The Quirk Factor

November 28, 2012

Photography by Jim Lafferty

 

Aszure Barton is a thoroughly postmodern choreographer: She doesn’t mind if a step is ugly, as long as it’s interesting. Over the past six years, she’s choreographed for American Ballet Theatre, National Ballet of Canada and Les Ballets Jazz de Montréal, using her training from Canada’s National Ballet School to shape ballet bodies in new ways.

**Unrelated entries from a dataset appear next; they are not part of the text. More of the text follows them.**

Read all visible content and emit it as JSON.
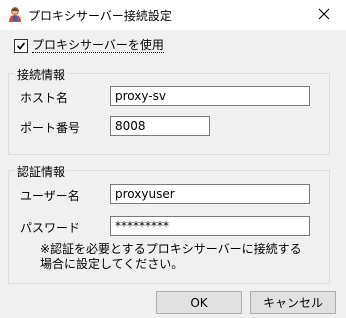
{
  "window": {
    "title": "プロキシサーバー接続設定",
    "app_icon": "user-app-icon",
    "close_icon": "close-icon"
  },
  "proxy_checkbox": {
    "label": "プロキシサーバーを使用",
    "checked": true
  },
  "connection_group": {
    "title": "接続情報",
    "host_label": "ホスト名",
    "host_value": "proxy-sv",
    "port_label": "ポート番号",
    "port_value": "8008"
  },
  "auth_group": {
    "title": "認証情報",
    "user_label": "ユーザー名",
    "user_value": "proxyuser",
    "password_label": "パスワード",
    "password_value": "*********",
    "note_line1": "※認証を必要とするプロキシサーバーに接続する",
    "note_line2": "場合に設定してください。"
  },
  "buttons": {
    "ok": "OK",
    "cancel": "キャンセル"
  }
}
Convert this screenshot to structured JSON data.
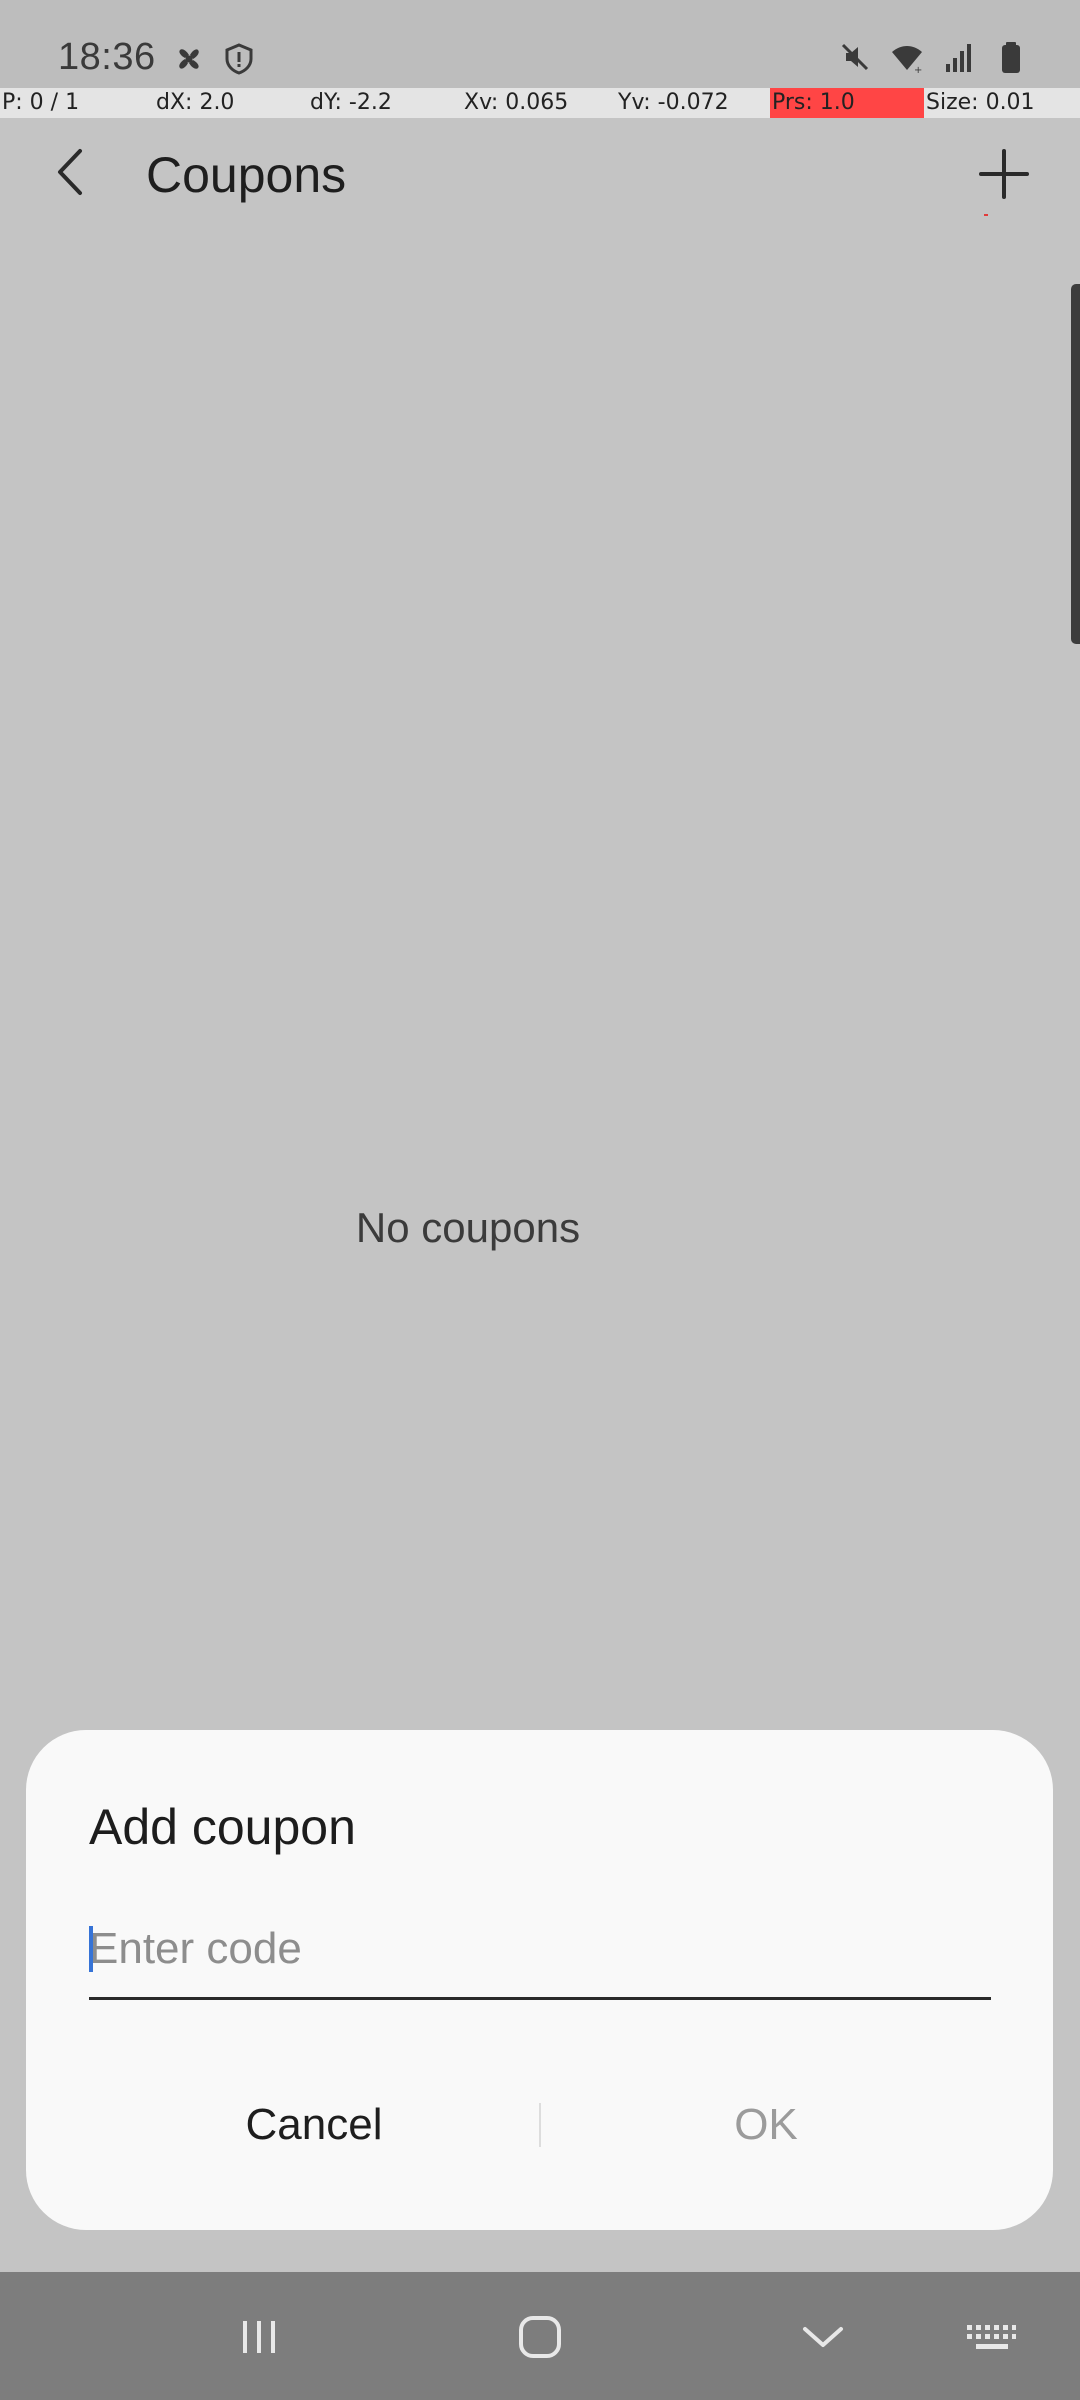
{
  "status_bar": {
    "time": "18:36",
    "left_icons": [
      "fan-icon",
      "shield-alert-icon"
    ],
    "right_icons": [
      "mute-icon",
      "wifi-icon",
      "signal-icon",
      "battery-icon"
    ]
  },
  "debug_overlay": {
    "pointer": "P: 0 / 1",
    "dx": "dX: 2.0",
    "dy": "dY: -2.2",
    "xv": "Xv: 0.065",
    "yv": "Yv: -0.072",
    "prs": "Prs: 1.0",
    "size": "Size: 0.01"
  },
  "app_bar": {
    "title": "Coupons",
    "back_icon": "back-arrow-icon",
    "add_icon": "plus-icon"
  },
  "content": {
    "empty_message": "No coupons"
  },
  "dialog": {
    "title": "Add coupon",
    "input_value": "",
    "input_placeholder": "Enter code",
    "cancel_label": "Cancel",
    "ok_label": "OK"
  },
  "nav_bar": {
    "icons": [
      "recents-icon",
      "home-icon",
      "hide-keyboard-icon",
      "keyboard-icon"
    ]
  },
  "colors": {
    "scrim_background": "#c4c4c4",
    "dialog_background": "#f9f9f9",
    "caret": "#3673d6",
    "disabled_text": "#9b9b9b",
    "debug_alert": "#ff4545"
  }
}
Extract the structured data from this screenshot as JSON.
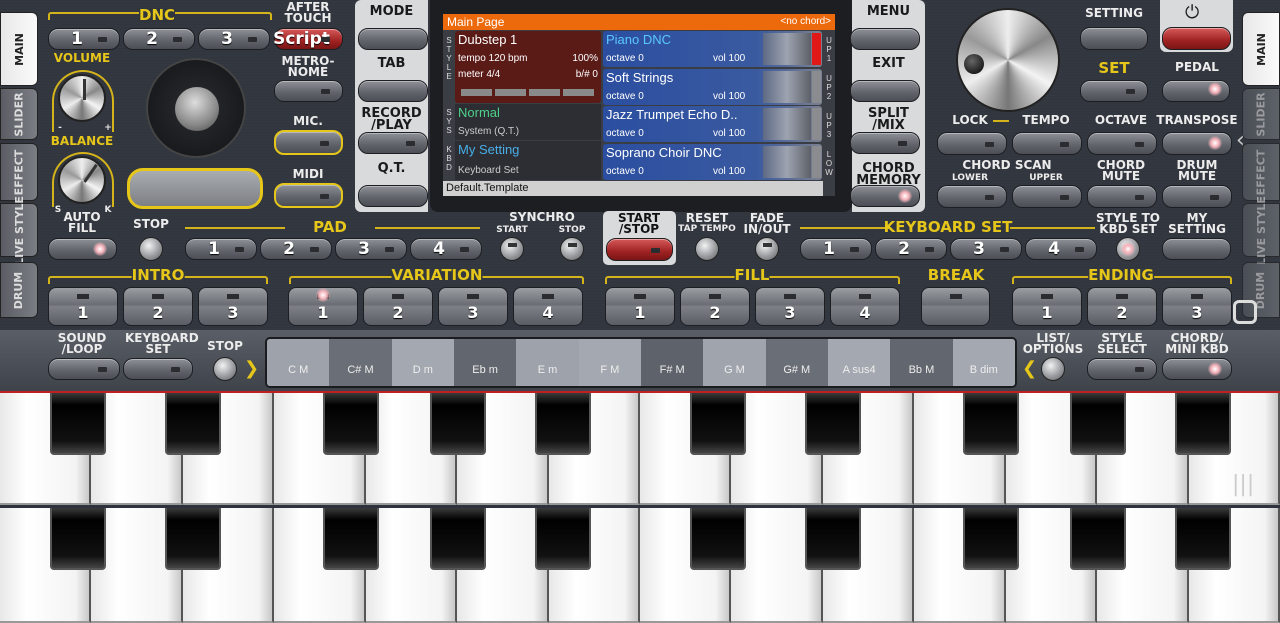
{
  "tabs_left": [
    "MAIN",
    "SLIDER",
    "EFFECT",
    "LIVE STYLE",
    "DRUM"
  ],
  "tabs_right": [
    "MAIN",
    "SLIDER",
    "EFFECT",
    "LIVE STYLE",
    "DRUM"
  ],
  "left": {
    "dnc": "DNC",
    "after_touch": "AFTER TOUCH",
    "dnc_buttons": [
      "1",
      "2",
      "3"
    ],
    "script": "Script",
    "volume": "VOLUME",
    "balance": "BALANCE",
    "minus": "-",
    "plus": "+",
    "s": "S",
    "k": "K",
    "auto_fill": "AUTO FILL",
    "metronome": "METRO- NOME",
    "mic": "MIC.",
    "midi": "MIDI"
  },
  "mode_panel": [
    "MODE",
    "TAB",
    "RECORD /PLAY",
    "Q.T."
  ],
  "menu_panel": [
    "MENU",
    "EXIT",
    "SPLIT /MIX",
    "CHORD MEMORY"
  ],
  "display": {
    "header": "Main Page",
    "chord": "<no chord>",
    "side_left": [
      [
        "S",
        "T",
        "Y",
        "L",
        "E"
      ],
      [
        "S",
        "Y",
        "S"
      ],
      [
        "K",
        "B",
        "D"
      ]
    ],
    "side_right": [
      [
        "U",
        "P",
        "1"
      ],
      [
        "U",
        "P",
        "2"
      ],
      [
        "U",
        "P",
        "3"
      ],
      [
        "L",
        "O",
        "W"
      ]
    ],
    "style": {
      "name": "Dubstep 1",
      "tempo": "tempo 120 bpm",
      "percent": "100%",
      "meter": "meter 4/4",
      "bsharp": "b/# 0"
    },
    "sys": {
      "name": "Normal",
      "sub": "System (Q.T.)"
    },
    "kbd": {
      "name": "My Setting",
      "sub": "Keyboard Set"
    },
    "voices": [
      {
        "name": "Piano DNC",
        "octave": "octave  0",
        "vol": "vol 100"
      },
      {
        "name": "Soft Strings",
        "octave": "octave  0",
        "vol": "vol 100"
      },
      {
        "name": "Jazz Trumpet Echo D..",
        "octave": "octave  0",
        "vol": "vol 100"
      },
      {
        "name": "Soprano Choir DNC",
        "octave": "octave  0",
        "vol": "vol 100"
      }
    ],
    "footer": "Default.Template"
  },
  "right": {
    "setting": "SETTING",
    "set": "SET",
    "pedal": "PEDAL",
    "lock": "LOCK",
    "tempo": "TEMPO",
    "octave": "OCTAVE",
    "transpose": "TRANSPOSE",
    "chord_scan": "CHORD SCAN",
    "lower": "LOWER",
    "upper": "UPPER",
    "chord_mute": "CHORD MUTE",
    "drum_mute": "DRUM MUTE"
  },
  "row3": {
    "stop": "STOP",
    "pad": "PAD",
    "pad_buttons": [
      "1",
      "2",
      "3",
      "4"
    ],
    "synchro": "SYNCHRO",
    "synchro_start": "START",
    "synchro_stop": "STOP",
    "start_stop": "START /STOP",
    "reset": "RESET",
    "tap_tempo": "TAP TEMPO",
    "fade": "FADE IN/OUT",
    "keyboard_set": "KEYBOARD SET",
    "kbd_buttons": [
      "1",
      "2",
      "3",
      "4"
    ],
    "style_to_kbd": "STYLE TO KBD SET",
    "my_setting": "MY SETTING"
  },
  "row4": {
    "intro": "INTRO",
    "intro_buttons": [
      "1",
      "2",
      "3"
    ],
    "variation": "VARIATION",
    "variation_buttons": [
      "1",
      "2",
      "3",
      "4"
    ],
    "fill": "FILL",
    "fill_buttons": [
      "1",
      "2",
      "3",
      "4"
    ],
    "break": "BREAK",
    "ending": "ENDING",
    "ending_buttons": [
      "1",
      "2",
      "3"
    ]
  },
  "bottom": {
    "sound_loop": "SOUND /LOOP",
    "keyboard_set": "KEYBOARD SET",
    "stop": "STOP",
    "list_options": "LIST/ OPTIONS",
    "style_select": "STYLE SELECT",
    "chord_mini": "CHORD/ MINI KBD",
    "chords": [
      "C M",
      "C# M",
      "D m",
      "Eb m",
      "E m",
      "F M",
      "F# M",
      "G M",
      "G# M",
      "A sus4",
      "Bb M",
      "B dim"
    ]
  },
  "colors": {
    "accent_yellow": "#e6c619",
    "header_orange": "#ec6a0c",
    "start_red": "#a02222"
  }
}
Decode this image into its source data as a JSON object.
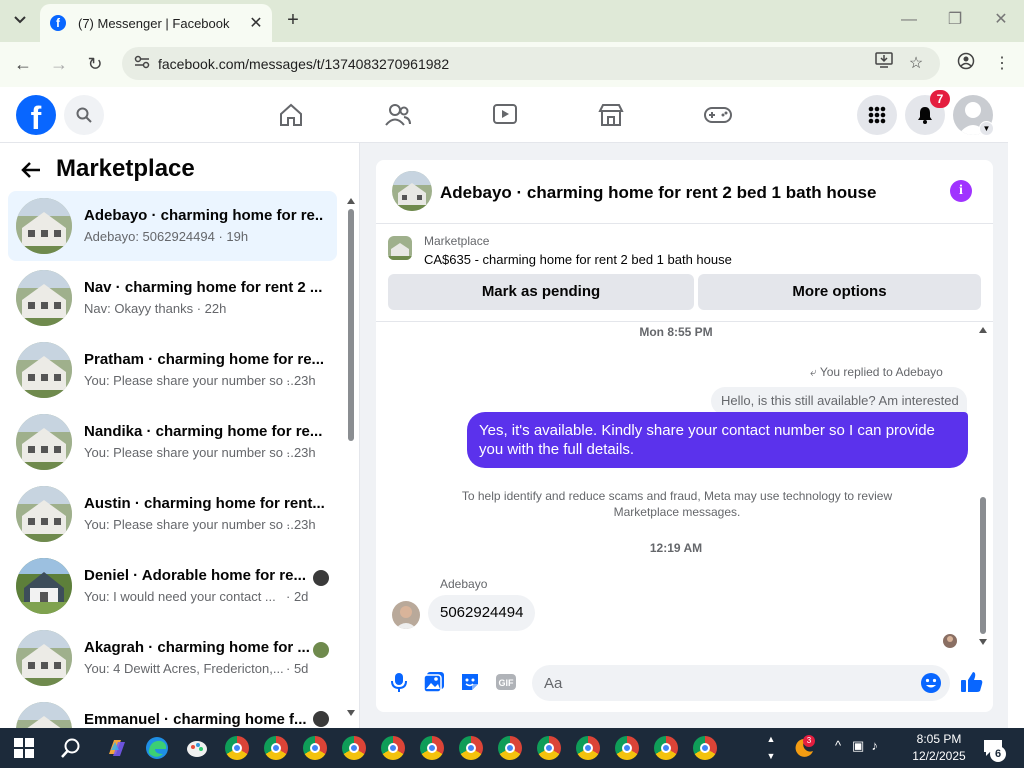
{
  "browser": {
    "tab_title": "(7) Messenger | Facebook",
    "url": "facebook.com/messages/t/1374083270961982",
    "new_tab": "+",
    "tab_close": "✕"
  },
  "fb": {
    "logo": "f",
    "notifications_count": "7"
  },
  "left_panel": {
    "title": "Marketplace",
    "conversations": [
      {
        "title": "Adebayo · charming home for re...",
        "preview": "Adebayo: 5062924494 · 19h",
        "time": "",
        "active": true
      },
      {
        "title": "Nav · charming home for rent 2 ...",
        "preview": "Nav: Okayy thanks · 22h",
        "time": ""
      },
      {
        "title": "Pratham · charming home for re...",
        "preview": "You: Please share your number so ...",
        "time": "· 23h"
      },
      {
        "title": "Nandika · charming home for re...",
        "preview": "You: Please share your number so ...",
        "time": "· 23h"
      },
      {
        "title": "Austin · charming home for rent...",
        "preview": "You: Please share your number so ...",
        "time": "· 23h"
      },
      {
        "title": "Deniel · Adorable home for re...",
        "preview": "You: I would need your contact ...",
        "time": "· 2d"
      },
      {
        "title": "Akagrah · charming home for ...",
        "preview": "You: 4 Dewitt Acres, Fredericton,...",
        "time": "· 5d"
      },
      {
        "title": "Emmanuel · charming home f...",
        "preview": "",
        "time": ""
      }
    ]
  },
  "chat": {
    "title": "Adebayo · charming home for rent 2 bed 1 bath house",
    "marketplace_label": "Marketplace",
    "listing": "CA$635 - charming home for rent 2 bed 1 bath house",
    "mark_pending": "Mark as pending",
    "more_options": "More options",
    "stamp1": "Mon 8:55 PM",
    "replied_to": "You replied to Adebayo",
    "quoted": "Hello, is this still available? Am interested",
    "sent_message": "Yes, it's available. Kindly share your contact number so I can provide you with the full details.",
    "scam_note": "To help identify and reduce scams and fraud, Meta may use technology to review Marketplace messages.",
    "stamp2": "12:19 AM",
    "sender_name": "Adebayo",
    "received_message": "5062924494",
    "composer_placeholder": "Aa",
    "gif_label": "GIF"
  },
  "taskbar": {
    "time": "8:05 PM",
    "date": "12/2/2025",
    "notification_count": "6",
    "weather_badge": "3"
  },
  "colors": {
    "accent": "#0866ff",
    "sent_bubble": "#5b32ec",
    "badge": "#e41e3f",
    "active_row": "#ebf5ff"
  }
}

This September, Barton’s latest work, Angular Momentum, shared a bill with pieces by Twyla Tharp and Julia Adam on Houston Ballet’s all-female-choreographers evening, Women@Art. She began rehearsals with the company with just a score (“Gemini in the Solar Wind,” from Mason Bates’ The B-Sides: Five Pieces for Orchestra & Electronica) and an idea to make a ballet about energy. Barton spent the first few weeks introducing the company to her vocabulary. Her shapes are idiosyncratic, her dynamics unconventional. A grand plié splinters into five different movements. The face is treated like another limb, with even the mouth becoming a choreographic element. “Stanton Welch told me that Houston audiences are willing to try anything, so I could do whatever I wanted,” says Barton. “That takes a lot of trust.”